Sans remettre en question le socle indispensable de la remontée en puissance des armées ou de la préparation de l’avenir prévues par la LPM, et à la lumière des conclusions de l’actualisation de la revue stratégique, le Président de la République a souhaité placer les armées en situation de mieux répondre au caractère évolutif de la menace (« ajustements » de la LPM). Sur le fondement de ce travail, le ministère a élaboré différentes options capacitaires dans une logique de modèle d’armée qui s’adapte de manière dynamique à l’évolution de la menace. Les principes généraux de ces ajustements de la LPM s’appuient sur trois axes [1 milliard d’euros sur 2022- 2025] :

– axe 1 « mieux détecter et contrer » en améliorant la capacité à détecter les menaces et à attribuer les agressions, notamment dans les nouveaux espaces de conflictualité (378 millions d’euros) ;

– axe 2 « mieux se protéger » en consolidant les domaines santé - NRBC1 - lutte anti-drones (LAD), notamment dans la perspective des grands rendez-vous de 2023-2024 (210 millions d’euros) ;

– axe 3 « mieux se préparer » : mieux préparer nos armées à prendre l’ascendant sur des adversaires plus agiles dans tous les champs de la conflictualité (450 millions d’euros).

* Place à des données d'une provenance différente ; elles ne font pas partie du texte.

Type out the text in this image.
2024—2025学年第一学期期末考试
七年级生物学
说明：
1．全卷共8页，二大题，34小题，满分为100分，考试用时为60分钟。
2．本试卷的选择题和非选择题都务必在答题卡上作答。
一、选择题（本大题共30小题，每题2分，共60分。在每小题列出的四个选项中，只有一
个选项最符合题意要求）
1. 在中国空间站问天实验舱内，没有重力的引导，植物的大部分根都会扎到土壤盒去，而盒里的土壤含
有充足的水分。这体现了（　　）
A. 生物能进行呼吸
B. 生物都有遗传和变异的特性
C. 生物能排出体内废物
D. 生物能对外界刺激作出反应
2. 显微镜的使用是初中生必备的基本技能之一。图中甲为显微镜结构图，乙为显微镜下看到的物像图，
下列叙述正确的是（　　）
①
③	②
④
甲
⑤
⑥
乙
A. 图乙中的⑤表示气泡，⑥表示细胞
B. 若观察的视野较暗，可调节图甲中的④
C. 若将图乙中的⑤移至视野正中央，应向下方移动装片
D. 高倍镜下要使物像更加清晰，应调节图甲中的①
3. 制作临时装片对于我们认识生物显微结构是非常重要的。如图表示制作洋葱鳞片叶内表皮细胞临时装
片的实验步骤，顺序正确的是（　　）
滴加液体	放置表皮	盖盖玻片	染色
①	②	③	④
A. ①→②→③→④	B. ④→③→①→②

L’ajustement s’inscrit dans le volume de besoins d’un montant de 295 milliards d’euros porté par la LPM, qui n’est pas modifié. Les capacités non inscrites dans la version initiale sont compensées par un ralentissement du calendrier d’investissements dans d’autres domaines. Les mesures physiques examinées pour équilibrer cet ajustement induiront des décalages de commandes/livraisons entre 2023 et 2025, mais qui ne sont pas de nature à remettre en cause profondément le modèle et les ambitions poursuivis par la LPM. A titre d’illustration, sont concernés : le décalage d’un an du lancement en réalisation des programmes de la capacité hydro-océanographique future (CHOF), du système de lutte anti-mine futur (SLAMF) et de l’étape 2 du système de drone tactique (SDT). Le programme de véhicules lourds 4-6 tonnes sera quant à lui décalé de 2 ans.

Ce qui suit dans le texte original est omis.